“Fools, Nomads, Countrymen”

With the rarest, almost non-existent exceptions, every so-called “conservative” radio host, television pundit, website publisher, or political writer in America — in short, the entire faction of the public political discussion that used to tout itself as the “alternative” or “conservative” media — has sacrificed all claims to conservative principle, or at least rational consistency, over the past four years. These people have rendered themselves unworthy of being taken seriously on political matters ever again, by spending some or all of the past four years on the bandwagon of the most self-evident idiocy, demagoguery, and anti-American populist thuggery — or alternatively, in a few prominent cases, spending those years leaping on the “anything-but-Trump” bandwagon by supporting progressive authoritarians as something they labeled “a return to normalcy.”

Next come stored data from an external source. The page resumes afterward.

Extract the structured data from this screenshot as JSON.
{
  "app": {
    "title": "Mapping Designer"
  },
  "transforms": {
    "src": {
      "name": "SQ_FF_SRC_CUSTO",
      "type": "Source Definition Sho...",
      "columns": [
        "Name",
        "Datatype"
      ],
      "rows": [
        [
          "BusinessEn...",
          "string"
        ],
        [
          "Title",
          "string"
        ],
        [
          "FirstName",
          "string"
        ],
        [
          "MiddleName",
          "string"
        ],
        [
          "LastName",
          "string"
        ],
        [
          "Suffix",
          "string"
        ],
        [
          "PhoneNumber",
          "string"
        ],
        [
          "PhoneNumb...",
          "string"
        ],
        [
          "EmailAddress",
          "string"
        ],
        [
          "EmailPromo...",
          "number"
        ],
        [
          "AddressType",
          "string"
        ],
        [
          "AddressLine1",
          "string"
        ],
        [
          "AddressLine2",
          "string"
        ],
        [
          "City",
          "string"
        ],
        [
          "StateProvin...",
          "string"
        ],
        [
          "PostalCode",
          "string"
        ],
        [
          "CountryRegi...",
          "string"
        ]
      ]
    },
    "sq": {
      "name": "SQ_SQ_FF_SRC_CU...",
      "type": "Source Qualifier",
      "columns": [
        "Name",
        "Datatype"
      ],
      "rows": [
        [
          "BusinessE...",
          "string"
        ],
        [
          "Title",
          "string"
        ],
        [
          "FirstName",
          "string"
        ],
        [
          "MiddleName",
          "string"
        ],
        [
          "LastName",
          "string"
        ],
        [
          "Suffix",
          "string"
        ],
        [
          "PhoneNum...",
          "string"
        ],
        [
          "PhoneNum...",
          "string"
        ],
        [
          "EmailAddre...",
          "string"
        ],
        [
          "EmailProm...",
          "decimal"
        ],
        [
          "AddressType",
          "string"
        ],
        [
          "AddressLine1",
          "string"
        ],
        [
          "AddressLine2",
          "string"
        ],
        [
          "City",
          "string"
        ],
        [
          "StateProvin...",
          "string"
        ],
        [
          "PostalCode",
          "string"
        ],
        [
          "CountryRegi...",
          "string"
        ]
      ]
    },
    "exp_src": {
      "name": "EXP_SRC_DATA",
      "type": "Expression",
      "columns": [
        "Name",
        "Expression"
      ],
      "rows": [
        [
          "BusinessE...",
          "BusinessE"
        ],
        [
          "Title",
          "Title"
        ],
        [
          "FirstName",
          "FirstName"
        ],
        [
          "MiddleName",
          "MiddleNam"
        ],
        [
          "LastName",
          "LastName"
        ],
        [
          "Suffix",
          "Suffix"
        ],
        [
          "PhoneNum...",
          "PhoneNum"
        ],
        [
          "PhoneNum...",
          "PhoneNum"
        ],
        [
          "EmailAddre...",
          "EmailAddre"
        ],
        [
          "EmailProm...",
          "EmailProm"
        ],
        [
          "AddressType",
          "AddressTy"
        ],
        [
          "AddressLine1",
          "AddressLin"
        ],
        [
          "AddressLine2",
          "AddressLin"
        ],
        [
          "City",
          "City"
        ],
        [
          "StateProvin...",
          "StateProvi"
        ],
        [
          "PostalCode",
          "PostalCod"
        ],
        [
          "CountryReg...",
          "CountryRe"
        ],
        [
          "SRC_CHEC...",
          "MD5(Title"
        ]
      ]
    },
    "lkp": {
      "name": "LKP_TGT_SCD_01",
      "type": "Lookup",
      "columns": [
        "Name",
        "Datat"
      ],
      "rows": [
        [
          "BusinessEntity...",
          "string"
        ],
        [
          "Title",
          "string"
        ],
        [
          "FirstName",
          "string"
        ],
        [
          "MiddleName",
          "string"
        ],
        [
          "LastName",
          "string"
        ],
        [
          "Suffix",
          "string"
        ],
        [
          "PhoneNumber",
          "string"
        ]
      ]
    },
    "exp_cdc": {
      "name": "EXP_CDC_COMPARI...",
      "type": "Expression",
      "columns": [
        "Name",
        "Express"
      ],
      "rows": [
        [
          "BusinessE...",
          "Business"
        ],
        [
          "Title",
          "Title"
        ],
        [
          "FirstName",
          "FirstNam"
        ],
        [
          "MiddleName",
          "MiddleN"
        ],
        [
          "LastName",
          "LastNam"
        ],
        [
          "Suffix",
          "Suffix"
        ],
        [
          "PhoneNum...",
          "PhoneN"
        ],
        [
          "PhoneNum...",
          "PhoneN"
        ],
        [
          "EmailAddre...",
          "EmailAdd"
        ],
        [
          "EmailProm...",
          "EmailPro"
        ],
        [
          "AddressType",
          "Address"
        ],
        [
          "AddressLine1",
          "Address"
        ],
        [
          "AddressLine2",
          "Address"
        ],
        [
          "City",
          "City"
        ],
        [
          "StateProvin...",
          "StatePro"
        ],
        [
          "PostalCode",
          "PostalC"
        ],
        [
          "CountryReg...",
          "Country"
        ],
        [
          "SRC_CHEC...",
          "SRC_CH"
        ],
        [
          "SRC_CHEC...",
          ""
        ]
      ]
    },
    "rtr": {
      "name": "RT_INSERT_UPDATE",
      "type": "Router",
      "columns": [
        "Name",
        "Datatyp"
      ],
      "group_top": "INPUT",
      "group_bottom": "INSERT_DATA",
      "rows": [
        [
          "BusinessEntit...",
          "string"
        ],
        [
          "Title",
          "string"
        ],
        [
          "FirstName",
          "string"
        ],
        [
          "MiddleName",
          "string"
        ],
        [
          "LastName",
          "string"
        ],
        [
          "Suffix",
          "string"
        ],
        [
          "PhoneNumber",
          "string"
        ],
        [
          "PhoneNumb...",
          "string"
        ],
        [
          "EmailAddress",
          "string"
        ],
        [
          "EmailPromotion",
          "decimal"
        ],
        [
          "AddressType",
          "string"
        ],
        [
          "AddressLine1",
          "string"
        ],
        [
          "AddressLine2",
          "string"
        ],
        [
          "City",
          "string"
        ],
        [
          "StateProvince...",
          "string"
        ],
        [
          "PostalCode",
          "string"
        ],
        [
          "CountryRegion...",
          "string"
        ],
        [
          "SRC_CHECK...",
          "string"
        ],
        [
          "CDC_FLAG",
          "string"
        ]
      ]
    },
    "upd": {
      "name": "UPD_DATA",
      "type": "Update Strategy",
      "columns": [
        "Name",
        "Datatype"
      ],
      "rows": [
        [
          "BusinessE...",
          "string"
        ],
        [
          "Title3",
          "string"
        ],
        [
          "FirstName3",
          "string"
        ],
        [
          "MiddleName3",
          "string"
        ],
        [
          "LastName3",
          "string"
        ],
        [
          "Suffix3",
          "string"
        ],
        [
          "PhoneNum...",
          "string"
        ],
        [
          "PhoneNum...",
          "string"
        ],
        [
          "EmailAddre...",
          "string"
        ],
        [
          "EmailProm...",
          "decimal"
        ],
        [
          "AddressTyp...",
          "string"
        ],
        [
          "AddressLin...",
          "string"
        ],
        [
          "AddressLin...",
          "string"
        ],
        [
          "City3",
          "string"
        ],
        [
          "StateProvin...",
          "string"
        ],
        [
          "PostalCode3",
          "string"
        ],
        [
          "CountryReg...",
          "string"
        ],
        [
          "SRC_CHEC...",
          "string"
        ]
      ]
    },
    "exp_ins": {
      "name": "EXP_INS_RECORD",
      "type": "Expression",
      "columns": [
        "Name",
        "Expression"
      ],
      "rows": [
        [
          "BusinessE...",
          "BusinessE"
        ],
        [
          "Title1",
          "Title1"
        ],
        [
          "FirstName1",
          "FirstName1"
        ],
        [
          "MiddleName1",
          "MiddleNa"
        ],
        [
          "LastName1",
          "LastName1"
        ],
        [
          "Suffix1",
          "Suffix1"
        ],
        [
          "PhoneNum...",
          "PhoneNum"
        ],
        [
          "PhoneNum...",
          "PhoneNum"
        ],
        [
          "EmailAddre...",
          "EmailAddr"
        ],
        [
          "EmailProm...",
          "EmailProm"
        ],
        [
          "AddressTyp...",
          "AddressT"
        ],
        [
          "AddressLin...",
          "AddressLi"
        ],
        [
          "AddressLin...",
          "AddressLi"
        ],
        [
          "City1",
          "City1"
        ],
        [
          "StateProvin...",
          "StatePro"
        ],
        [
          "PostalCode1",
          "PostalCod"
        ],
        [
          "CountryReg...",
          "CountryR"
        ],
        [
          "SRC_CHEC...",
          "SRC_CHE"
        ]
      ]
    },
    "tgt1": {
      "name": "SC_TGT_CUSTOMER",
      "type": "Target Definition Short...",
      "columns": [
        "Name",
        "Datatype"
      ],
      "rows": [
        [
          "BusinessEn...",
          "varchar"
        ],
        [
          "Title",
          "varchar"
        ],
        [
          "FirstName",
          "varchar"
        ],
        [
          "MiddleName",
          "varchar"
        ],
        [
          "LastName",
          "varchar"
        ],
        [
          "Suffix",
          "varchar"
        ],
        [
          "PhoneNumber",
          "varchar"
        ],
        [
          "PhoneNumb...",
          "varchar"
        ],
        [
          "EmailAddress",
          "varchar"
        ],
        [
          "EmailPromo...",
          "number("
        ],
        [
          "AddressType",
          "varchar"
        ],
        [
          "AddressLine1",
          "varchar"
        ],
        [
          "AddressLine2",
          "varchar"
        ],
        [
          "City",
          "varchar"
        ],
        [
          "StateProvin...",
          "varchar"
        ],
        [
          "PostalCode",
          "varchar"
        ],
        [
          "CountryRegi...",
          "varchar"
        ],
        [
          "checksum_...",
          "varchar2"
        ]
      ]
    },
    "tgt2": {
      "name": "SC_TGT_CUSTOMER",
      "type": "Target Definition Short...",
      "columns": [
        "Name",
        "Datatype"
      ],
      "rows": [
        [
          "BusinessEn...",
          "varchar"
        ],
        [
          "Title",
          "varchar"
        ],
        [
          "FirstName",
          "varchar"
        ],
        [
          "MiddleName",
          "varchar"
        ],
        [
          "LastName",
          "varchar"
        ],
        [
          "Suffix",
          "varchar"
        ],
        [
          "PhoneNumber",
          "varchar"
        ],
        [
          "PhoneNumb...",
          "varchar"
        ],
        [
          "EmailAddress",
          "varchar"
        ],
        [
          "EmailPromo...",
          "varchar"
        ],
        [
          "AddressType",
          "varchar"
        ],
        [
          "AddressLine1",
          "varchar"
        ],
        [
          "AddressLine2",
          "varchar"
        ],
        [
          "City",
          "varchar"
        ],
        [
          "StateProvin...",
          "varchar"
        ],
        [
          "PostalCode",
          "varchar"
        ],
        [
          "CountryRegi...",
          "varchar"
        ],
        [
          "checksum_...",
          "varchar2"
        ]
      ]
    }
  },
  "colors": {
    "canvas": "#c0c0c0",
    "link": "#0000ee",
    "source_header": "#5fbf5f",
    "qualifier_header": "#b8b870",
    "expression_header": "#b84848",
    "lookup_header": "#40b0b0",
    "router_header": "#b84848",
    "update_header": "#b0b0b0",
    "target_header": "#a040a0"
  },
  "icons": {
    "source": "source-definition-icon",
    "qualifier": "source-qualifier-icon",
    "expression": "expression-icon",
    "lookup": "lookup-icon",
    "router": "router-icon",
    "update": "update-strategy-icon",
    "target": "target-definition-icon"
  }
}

If any of these individuals want their credibility back, they are now obliged to earn it, and the climb will and should be a daunting one, given how thoroughly they have discredited and dishonored themselves, politically and intellectually. They have been duped fools, cynical panderers, mercenary profiteers, or some weird combination of all three.

Is this a harsh judgment I am rendering? Yes and no. Yes, it is harsh, but no I am not rendering any judgment, but merely observing what is obvious. The cynics and profiteers deserve no better than the full harshness of my words. As for the first group, however, the sincerely self-deluded, I have genuine sympathy. I have done foolish things in my life, too — overestimated people of little value, hidden from uncomfortable realities, believed or half-believed plainly stupid ideas out of nothing but an emotionally immature will to believe. Humans do such things, and I am human.

And when humans do such things, they must then come to terms with the causes and effects of their foolishness, and try to reestablish their thoughts, or even, occasionally, their lives on a more rational footing. In some cases, this process of reconciling oneself to one’s foolishness is embarrassing, painful, or maddening. But there is no alternative, if we want to redirect ourselves onto a nobler or more sensible path.

Hence, what I have said about the “conservative media” members above — and again, this final remark is aimed only at the duped, not the calculating types — is indeed harsh, but it is far less harsh than the judgment they will have to render upon themselves in the coming months, if they are ever to find the courage to accept the extent of their folly, and begin to regain their political reason and self-respect.


There is nowhere left to go. Modernity’s dangerous promise of discovering new worlds has played itself out to its inevitable conclusion, which was its innate danger: all worlds are discovered. Discovered, settled, civilized, tainted, diseased, and disintegrated into formless states of power lust, collectivist self-enslavement, and nihilistic materialism.

We, the happy few, are all spiritual nomads now. We roam the deserted intellectual and political terrain, alighting only to rest a night, and then moving again as our fire ebbs to morning embers, to once more enjoy whatever we can of the day’s sun from somewhere above the treetops and across the seas, nowhere in particular from an external point of view. Our location and home now is only internal.


Communist Canada has “unveiled” — a peculiarly apt term — a post-lockdown spending plan that finance minister Chrystia Freeland calls “the largest economic relief package for our country since the Second World War.” This is a pretty way of saying that this “relief package” will create the country’s highest budget deficit since the Second World War — because nothing says “relief” like unprecedented government redistribution programs to correct problems caused entirely by unprecedented government-imposed restrictions on economic life.

Canada’s losses in WWII were incurred in defense of freedom. Canada’s losses in the Pandemic that Ate a Planet are being incurred in an assault on freedom. That is the simplest summary of the past seventy-five years in Canadian history.